I have these moments of intense emotion, where I get a glimpse of the extravagant love of our heavenly Father and it literally takes my breath away.
My week has been stressful and I have a tendency when I feel stressed, anxious, and fearful to keep God at an arms length. When the whole time, I know my heavenly Father is looking at me and saying, "let me love you."
Today I came back to my dorm room burned by this week, sleepless nights, crappy test grades, bad attitudes, and feelings of low value. I layed on the floor in my dorm room and just began to call out to God. When we allow Him, he orchestrates our time together so perfectly. It just so happened that I was listening to this song:
http://www.youtube.com/watch?v=KW7CD29V4tU&feature=feedrec_grec_index
and my heart began to overflow with emotion and desperation...all the feelings, time, heart ache, stress, anxiety I had been feeling all week that I had kept from Him came flooding out. As I was listening to this song I was overwhelmed by God's grace.
I have these moments where I realize the weight and pevertedness of my sin and how my sin peverts the name of Jesus.....but a lot of times I sit in a place of self-condemnation instead of worshiping God for his merciful grace.
I let this song rush over me and the words filled my soul.
I opened my Bible and felt the need to read Hosea, listen to the words of the Lord and reflect on His great mercy and love:
"She has not acknowleged that I was the one who gave her grain, the new wine and oil, who lavished on her the silver and gold which they used for Baal." (hosea 2:8)
"She decked herself with rings and jewelry and went after her lovers but me she forgot" declares the Lord. "Therefore I am now going to allure her; I will lead her into the desert and speak tenderly to her. There I will give her back her vineyards, and will make the Valley of Achor a door of HOPE." (hosea 2:13-15)
"I will show my love to the one I called, 'Not my loved one.' I will say to those called, 'Not my people, 'You are my people'; and they will say, 'You are my God.' (hosea 2:23)

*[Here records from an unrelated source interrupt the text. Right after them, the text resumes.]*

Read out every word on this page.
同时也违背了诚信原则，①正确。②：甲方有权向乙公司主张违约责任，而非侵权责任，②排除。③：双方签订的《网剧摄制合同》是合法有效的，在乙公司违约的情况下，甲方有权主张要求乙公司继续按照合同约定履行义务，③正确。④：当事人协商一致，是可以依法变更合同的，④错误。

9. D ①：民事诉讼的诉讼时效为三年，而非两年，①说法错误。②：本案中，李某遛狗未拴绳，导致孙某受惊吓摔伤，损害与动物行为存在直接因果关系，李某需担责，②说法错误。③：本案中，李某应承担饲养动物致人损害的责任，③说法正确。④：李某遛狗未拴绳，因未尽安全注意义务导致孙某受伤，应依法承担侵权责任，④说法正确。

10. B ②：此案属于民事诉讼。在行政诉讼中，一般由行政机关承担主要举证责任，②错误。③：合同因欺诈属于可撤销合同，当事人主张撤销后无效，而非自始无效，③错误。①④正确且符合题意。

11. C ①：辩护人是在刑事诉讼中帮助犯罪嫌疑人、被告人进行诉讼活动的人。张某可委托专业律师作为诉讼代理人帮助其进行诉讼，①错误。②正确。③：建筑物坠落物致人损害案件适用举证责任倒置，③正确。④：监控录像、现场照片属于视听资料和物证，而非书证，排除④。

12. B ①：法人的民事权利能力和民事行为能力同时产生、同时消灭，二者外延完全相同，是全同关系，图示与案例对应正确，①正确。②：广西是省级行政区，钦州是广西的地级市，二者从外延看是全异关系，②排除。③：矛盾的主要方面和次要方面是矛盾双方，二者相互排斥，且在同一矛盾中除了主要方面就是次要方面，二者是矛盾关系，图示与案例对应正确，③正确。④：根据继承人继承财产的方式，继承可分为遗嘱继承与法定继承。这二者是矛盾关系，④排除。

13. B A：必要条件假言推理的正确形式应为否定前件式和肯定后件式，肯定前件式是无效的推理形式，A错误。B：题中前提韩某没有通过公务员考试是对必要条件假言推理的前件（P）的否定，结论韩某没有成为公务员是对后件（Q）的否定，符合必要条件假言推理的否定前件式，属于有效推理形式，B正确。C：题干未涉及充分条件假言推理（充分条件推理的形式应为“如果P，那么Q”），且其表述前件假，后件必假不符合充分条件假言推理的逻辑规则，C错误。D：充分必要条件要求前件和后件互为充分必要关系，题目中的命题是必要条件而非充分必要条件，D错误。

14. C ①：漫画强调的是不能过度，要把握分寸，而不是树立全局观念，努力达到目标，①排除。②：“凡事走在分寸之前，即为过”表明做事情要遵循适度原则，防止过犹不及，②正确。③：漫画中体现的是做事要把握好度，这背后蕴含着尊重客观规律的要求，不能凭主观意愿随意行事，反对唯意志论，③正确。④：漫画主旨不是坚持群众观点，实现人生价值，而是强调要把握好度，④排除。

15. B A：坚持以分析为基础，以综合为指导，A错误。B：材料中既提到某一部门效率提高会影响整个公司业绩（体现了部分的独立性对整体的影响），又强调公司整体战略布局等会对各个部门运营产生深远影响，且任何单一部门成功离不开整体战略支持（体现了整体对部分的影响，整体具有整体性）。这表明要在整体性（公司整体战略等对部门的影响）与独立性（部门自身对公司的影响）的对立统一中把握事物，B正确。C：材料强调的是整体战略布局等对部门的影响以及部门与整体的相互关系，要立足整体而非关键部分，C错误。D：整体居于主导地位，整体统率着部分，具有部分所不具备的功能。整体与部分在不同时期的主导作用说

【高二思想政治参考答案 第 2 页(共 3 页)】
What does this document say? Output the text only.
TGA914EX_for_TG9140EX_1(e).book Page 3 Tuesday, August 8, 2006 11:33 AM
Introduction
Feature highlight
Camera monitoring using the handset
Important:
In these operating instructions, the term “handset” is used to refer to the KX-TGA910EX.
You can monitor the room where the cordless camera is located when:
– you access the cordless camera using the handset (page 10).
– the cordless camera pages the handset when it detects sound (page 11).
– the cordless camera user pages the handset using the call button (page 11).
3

as fallen humans we do a fantastic job of putting walls between our hearts and the Lord...whether its fear, stress, school, friends, relationships, status, body image, insecurities.... But know that your Father in Heaven is looking at you saying, "Let me love you...let me heal you...allow me to change your life"
I'm an art student consumed with God's love, figuring out the Fathers heart...in college.
Thursday, April 21, 2011
Tuesday, April 12, 2011
I want more.
http://www.youtube.com/watch?v=7NlJr6TE7b4&feature=player_embedded
I encourage you guys to listen to this while you read my simple thoughts...
I was at the prayer house tonight and I was just thinking about how I've lived my life....scared. Fearful of what I lack...fearful of what I could be. So this is me, stuck in this weird, awkward place where there is no movement. I think a lot of us are like that- we love God, but we're scared.
I was thinking about my heart and how my fear derives from my orphan mentality. I think we all in a way have an orphan mentality- the fact if we have a biological father on this earth or not is not the point. I was thinking about my fears of not being protected or guarded, my fears of being exposed- not taken care of. Not seen as valuable or precious, treasured, or nurtured. We all have our orphan-like thoughts.
I read this in ephesians:
"For he CHOSE US in him before the creation of the world to be HOLY and BLAMELESS in his sight. In love he predestined us to be ADOPTED as his sons(and daughters) through Jesus Christ, in accordance with his pleasure and will- to the praise of his glorious grace, which he has FREELY given us in the One he loves. In him we have REPDEMPTION through his blood, the forgiveness of sins, in accordance with the riches of God's grace that he lavished on us with all wisdom and understanding." Ephesians 1:4-8
In my Women's Studies class we are giving Identity Projects where we are required to stand in front of the class and talk about who we are....(mine is on Friday, I will post the video here on Friday!)
One of my classmates got up and talked about how he was shuffled through foster care for his entire childhood and how he never felt wanted.... my heart broke for this guy but at the same time it rejoiced that we are no longer desperate orphans who are seeking to fill their voids with anything of this world. We are filled by the blood of Jesus! God has adopted us, we are not in foster care being tossed from adult to adult....we are chosen. We are taken in. We are His. Accept his grace, his mercy....accept his adoption.